Sixteen surprisingly alert, muffledup people assembled at the Visitors' Centre at 4.30am. Six were from Louth; three of whom were LWT members. Warden James Forrester's briefing was interrupted by the calls of Robins, Song thrushes and Blackbirds. These birds are the real early. As we moved stealthily through the woods the volume of noise increased together with the number of songsters. Chaffinches joined in, the Chiffchaff was easy to identify as were Pheasants coughing in the undergrowth. The silver and grey vegetation slowly turned to shades of green as the dawn broke when we began to see some birds; Blue tits and a Willow warbler sat on branches above our heads. The Wrens and Blackcaps were definitely heard but not seen.
The vista opened out to reveal a couple of Whitethroats singing and leaping in the air from a hedge of brambles. This was mating behaviour not the effect of the bramble thorns. Our old friends the Collared doves and Wood pigeons could hardly be heard as we approached the din of the rookery at the far end of the reserve whilst a Jay and a Corn bunting flew past. I am sure that we saw other species but I was enjoying the peace and very fresh air so much that I did not make any notes. Birds were not the only noise makers; the bark of the Muntjac deer sounded just like a dog. We smelt Fox and James caught a glimpse of one. On the way back to Louth we saw a Muntjac and Hares on the road as well as Rabbits.
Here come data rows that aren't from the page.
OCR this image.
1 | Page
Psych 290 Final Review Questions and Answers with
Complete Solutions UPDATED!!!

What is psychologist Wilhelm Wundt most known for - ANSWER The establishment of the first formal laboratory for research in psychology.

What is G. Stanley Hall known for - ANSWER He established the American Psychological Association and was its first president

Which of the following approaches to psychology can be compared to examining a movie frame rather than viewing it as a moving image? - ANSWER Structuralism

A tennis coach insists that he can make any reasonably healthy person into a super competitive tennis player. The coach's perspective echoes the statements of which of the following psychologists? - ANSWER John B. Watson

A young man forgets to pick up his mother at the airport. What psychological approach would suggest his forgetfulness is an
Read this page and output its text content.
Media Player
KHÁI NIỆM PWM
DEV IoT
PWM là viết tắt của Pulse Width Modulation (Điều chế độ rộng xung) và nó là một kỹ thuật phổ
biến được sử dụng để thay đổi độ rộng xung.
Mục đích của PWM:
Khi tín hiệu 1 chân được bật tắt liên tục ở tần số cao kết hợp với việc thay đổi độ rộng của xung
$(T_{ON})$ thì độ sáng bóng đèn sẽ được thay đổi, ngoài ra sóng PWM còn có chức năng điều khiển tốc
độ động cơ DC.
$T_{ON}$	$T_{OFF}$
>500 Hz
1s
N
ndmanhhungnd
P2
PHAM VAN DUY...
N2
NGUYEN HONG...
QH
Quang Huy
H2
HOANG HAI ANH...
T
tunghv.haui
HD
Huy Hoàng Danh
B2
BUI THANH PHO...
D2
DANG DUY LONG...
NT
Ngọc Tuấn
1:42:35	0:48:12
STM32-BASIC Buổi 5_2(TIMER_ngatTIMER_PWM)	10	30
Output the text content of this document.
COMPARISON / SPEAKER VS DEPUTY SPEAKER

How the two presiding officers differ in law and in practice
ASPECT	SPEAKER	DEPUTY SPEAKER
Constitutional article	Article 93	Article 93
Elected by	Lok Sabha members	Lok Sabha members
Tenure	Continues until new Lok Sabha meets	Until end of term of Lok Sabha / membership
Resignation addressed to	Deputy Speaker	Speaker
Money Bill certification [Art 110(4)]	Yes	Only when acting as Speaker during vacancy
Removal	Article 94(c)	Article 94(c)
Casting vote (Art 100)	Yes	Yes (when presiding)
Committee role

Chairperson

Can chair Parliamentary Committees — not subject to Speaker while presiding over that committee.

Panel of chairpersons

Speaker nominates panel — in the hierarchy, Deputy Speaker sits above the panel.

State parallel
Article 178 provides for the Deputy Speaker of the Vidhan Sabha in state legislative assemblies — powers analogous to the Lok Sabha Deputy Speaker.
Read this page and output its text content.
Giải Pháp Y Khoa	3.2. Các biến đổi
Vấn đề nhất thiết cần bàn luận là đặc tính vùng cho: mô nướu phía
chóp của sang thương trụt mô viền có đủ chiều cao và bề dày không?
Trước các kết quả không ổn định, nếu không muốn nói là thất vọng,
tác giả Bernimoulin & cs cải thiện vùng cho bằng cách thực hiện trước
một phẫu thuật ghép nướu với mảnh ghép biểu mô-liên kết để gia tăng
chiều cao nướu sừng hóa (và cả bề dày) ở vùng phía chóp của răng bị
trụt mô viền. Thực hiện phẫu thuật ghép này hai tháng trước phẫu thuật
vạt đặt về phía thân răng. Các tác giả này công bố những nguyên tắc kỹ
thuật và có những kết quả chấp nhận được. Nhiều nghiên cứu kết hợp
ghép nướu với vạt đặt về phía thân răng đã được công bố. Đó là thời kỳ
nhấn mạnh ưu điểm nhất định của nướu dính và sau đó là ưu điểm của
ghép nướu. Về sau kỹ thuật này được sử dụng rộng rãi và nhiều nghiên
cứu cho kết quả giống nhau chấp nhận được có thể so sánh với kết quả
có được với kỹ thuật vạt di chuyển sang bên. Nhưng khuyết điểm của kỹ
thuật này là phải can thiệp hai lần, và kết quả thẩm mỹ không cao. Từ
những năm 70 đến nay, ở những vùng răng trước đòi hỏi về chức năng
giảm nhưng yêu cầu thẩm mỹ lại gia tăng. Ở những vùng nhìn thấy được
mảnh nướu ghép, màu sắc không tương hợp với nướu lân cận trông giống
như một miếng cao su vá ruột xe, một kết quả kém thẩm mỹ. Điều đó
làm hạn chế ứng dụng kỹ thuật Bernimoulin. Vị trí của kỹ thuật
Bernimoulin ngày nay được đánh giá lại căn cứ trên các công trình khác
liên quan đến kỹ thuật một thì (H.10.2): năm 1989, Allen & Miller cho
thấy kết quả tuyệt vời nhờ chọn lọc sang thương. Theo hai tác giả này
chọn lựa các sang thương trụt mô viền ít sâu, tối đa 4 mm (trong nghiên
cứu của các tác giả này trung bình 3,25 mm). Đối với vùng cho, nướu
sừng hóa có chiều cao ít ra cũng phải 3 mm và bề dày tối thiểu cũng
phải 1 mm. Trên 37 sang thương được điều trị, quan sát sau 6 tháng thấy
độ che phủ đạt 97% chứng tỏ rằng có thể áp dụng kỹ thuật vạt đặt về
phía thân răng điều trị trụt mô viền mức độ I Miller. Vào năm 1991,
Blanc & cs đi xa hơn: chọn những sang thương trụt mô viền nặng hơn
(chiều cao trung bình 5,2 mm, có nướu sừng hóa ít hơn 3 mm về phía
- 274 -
I have been on a few 'Dawn Chorus' outings and have never failed to enjoy myself. But part of me says why not go into the garden with a cup of tea in my hand or down by the Navigation at six o'clock in the morning when I know that I will hear Robins, Song thrushes and Blackbirds and perhaps Blackcaps whilst Blue tits, Great tits and Coal tits are active all day long. And if I were to stand quietly by the canal bank I would most likely see a Kingfisher.